Reading them back, the Mashinsky profile from January 2021 stands up okay and included criticism of the firm’s abrupt $20 million raise, the “absurd cult” around him, rumors Celsius was taking risks, and a choice quote from podcaster Peter McCormack, who said the “bloke’s a weirdo and he needs to get his act together.”
A month later, the SBF profile was far too willing to take his effective-altruism spin at face value and likened it to robbing from the rich to give to the poor. “Maybe without the robbing part,” Bankman-Fried said, without a trace of irony. In reality, prosecutors say he was robbing from the poor FTX users so Alameda could make risky bets.

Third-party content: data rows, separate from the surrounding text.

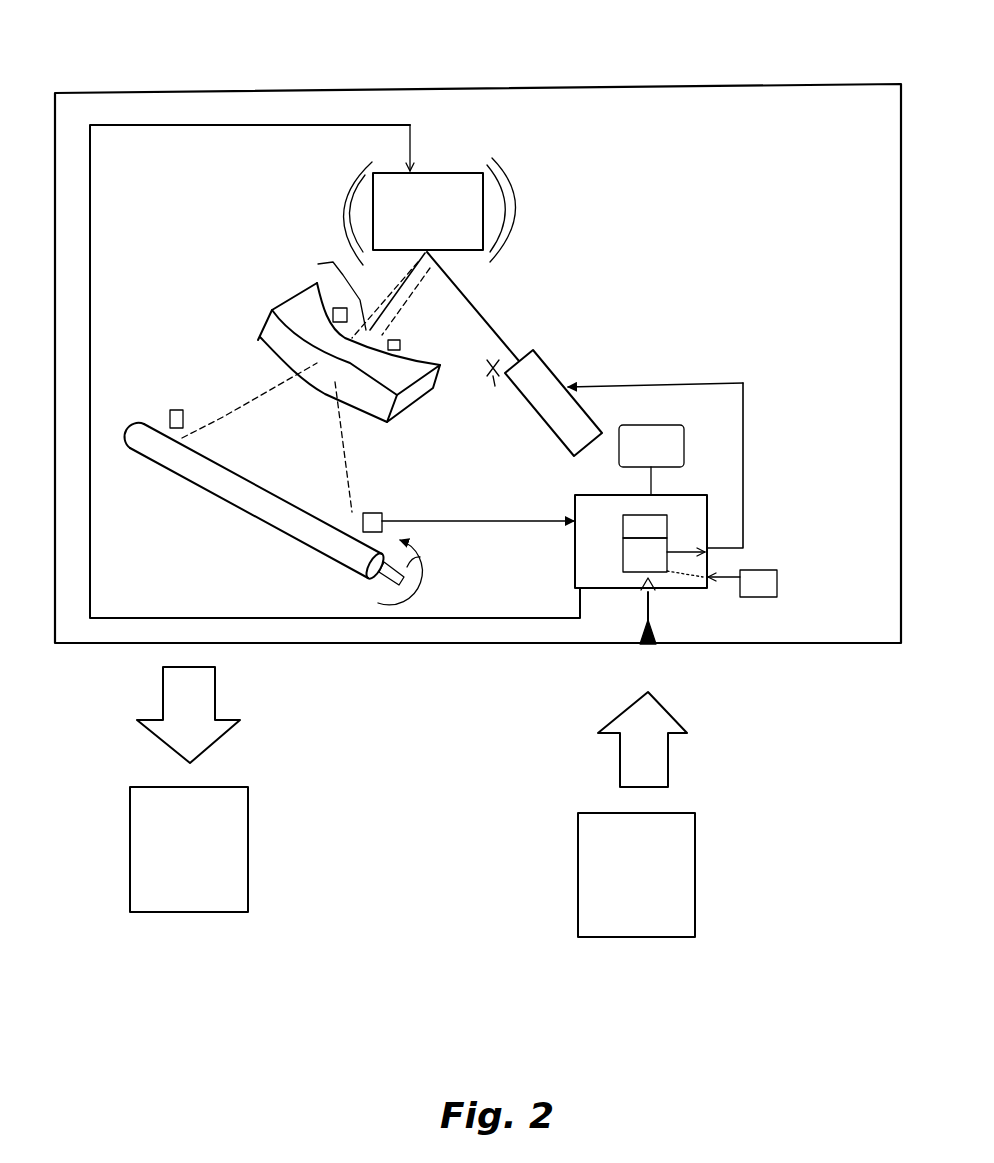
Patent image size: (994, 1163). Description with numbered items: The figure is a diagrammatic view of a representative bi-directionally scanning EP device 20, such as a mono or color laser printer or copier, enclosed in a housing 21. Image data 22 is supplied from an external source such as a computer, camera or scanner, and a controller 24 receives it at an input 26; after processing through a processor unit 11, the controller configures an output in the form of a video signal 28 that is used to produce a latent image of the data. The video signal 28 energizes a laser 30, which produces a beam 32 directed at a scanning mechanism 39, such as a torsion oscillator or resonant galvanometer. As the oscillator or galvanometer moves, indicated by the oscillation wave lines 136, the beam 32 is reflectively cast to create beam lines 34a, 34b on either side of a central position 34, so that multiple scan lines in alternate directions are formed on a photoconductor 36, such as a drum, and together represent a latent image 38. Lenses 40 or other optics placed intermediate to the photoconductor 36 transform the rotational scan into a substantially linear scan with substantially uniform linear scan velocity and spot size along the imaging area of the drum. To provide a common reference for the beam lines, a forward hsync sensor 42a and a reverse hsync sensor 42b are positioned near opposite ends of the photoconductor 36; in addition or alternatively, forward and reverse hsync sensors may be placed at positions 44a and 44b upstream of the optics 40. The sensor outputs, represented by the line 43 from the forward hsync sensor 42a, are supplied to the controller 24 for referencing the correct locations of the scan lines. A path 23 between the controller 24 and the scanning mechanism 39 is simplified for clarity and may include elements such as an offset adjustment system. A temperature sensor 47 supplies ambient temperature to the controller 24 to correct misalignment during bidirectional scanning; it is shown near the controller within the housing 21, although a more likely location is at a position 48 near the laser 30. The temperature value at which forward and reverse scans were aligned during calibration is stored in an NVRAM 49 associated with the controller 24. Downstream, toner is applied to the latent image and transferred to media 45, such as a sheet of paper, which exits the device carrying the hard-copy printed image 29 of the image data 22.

The EP device 20 is at (627, 60).
The housing 21 is at (720, 87).
The image data 22 is at (675, 883).
The path 23 is at (477, 612).
The controller 24 is at (572, 506).
The input 26 is at (645, 593).
The video signal 28 is at (743, 453).
The printed image 29 is at (148, 863).
The laser 30 is at (540, 377).
The beam 32 is at (470, 295).
The central position 34 is at (401, 346).
The beam line 34a is at (380, 330).
The beam line 34b is at (223, 415).
The photoconductor 36 is at (220, 503).
The latent image 38 is at (330, 557).
The scanning mechanism 39 is at (437, 172).
The lenses 40 is at (313, 330).
The forward hsync sensor 42a is at (385, 513).
The reverse hsync sensor 42b is at (167, 417).
The line 43 is at (480, 521).
The forward hsync sensor position 44a is at (440, 367).
The reverse hsync sensor position 44b is at (337, 308).
The media 45 is at (193, 787).
The temperature sensor 47 is at (778, 583).
The position 48 is at (504, 391).
The NVRAM 49 is at (683, 429).
The processor unit 11 is at (623, 527).
The oscillation wave lines 136 is at (348, 180).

That same month, the biggest crypto proponent in the European Parliament, Kaili, possibly shed light on why she might prefer (alleged) cash bribes to crypto ones, telling Magazine that “between me and you, I think the best way to get the ones that want to tax-evade is to put them on blockchain, because nothing is ever gone forever.”

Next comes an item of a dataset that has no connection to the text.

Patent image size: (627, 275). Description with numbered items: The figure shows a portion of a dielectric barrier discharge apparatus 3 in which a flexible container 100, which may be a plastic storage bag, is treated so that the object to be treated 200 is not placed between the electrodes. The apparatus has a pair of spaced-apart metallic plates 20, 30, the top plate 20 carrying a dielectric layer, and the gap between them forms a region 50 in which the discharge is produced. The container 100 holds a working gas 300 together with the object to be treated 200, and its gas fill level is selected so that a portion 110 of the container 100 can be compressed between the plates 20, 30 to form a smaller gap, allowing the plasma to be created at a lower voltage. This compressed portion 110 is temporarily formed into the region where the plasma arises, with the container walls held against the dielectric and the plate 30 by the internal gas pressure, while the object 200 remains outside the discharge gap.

Best of the global coverage
While much of crypto media is focused on the U.S., Magazine has made a conscious effort to report on the best stories from around the world.

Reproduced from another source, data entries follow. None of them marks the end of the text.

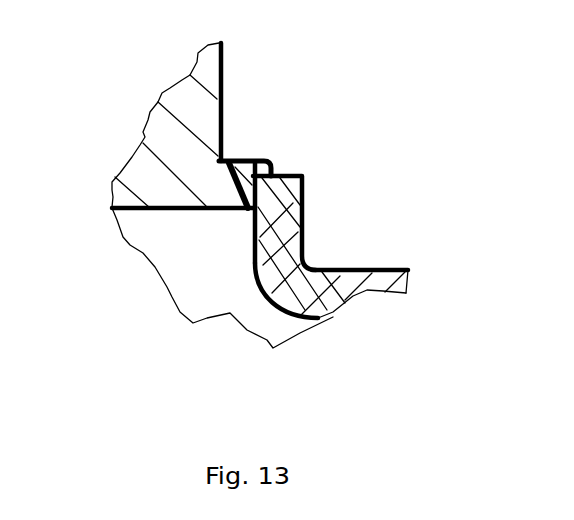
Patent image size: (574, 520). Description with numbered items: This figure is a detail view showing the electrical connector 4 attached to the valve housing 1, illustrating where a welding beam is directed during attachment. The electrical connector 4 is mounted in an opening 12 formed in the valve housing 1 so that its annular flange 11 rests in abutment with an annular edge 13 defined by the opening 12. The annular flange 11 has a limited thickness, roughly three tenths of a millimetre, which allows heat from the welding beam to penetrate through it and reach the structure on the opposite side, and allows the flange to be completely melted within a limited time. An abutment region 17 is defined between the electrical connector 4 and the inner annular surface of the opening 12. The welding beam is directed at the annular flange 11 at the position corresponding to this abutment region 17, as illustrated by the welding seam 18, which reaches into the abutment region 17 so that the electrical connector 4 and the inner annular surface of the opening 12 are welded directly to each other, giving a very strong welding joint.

The valve housing 1 is at (340, 279).
The electrical connector 4 is at (170, 135).
The annular flange 11 is at (243, 157).
The opening 12 is at (245, 232).
The annular edge 13 is at (290, 172).
The abutment region 17 is at (330, 311).
The welding seam 18 is at (260, 158).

In Georgia, crypto is a crucial tool for refugees escaping the war
Cointelegraph’s European editor Aaron Wood relocated from Saint Petersburg in Russia to Tbilisi, Georgia at the start of the Ukrainian invasion. He shared the story of how Russian refugees used crypto to move assets across borders and stayed afloat by trading crypto for cash at Tbilisi’s physical exchanges.
Crypto in the Philippines (Part 1) and The ethics of hiring cheap Filipino staff (Part 2).
The first part of our series looked at crypto adoption in the Philippines, while the second looked at the ethics of crypto projects hiring cheap Filipino labor. The latter story was named one of the best articles of the month in February 2021 by the Association of Cryptocurrency Journalists and Researchers.
Inside the Iranian Bitcoin mining industry
Tehran-based journalist Saeed Jalili went deep inside the Iranian Bitcoin mining industry, which is dominated by illegal, underground mines.
Thailand’s Crypto Utopia — ‘90% of a cult, without all the weird stuff’
Magazine visited Thailand to cover the crypto digital nomad scene and stumbled across this insane story about how Bitcoin OG Kyle Chasse set up a libertarian Bitcoin commune. The tale involved “unchecked merrymaking,” crypto influencers, police grillings, seasteading, a reported $20,000-a-month burn rate — and a major collision between idealism and reality.
What it’s actually like to use Bitcoin in El Salvador
Joe Hall spent two weeks in the Central American country trying to pay for everything with Bitcoin. It didn’t work out so well, even at Bitcoin Beach.
Our popular China-based crypto news round-up from Our Man in Shanghai ran throughout 2021 but was put on ice following the great China crypto crackdown. It’s returning soon with a wider focus on Asia and a new writer who isn’t physically based in China and, as such, doesn’t need to fear repercussions for speaking their mind.
Magazine’s guides to the crypto history, businesses, meetups, services and education in cities around the world kicked off with Melbourne (Australia) in August 2021. It has since visited Vancouver (Canada), San Francisco (U.S.), Prague (Czech Republic), Miami (U.S.), Dubai (UAE), Austin (U.S.), New York (U.S.) and Tokyo (Japan).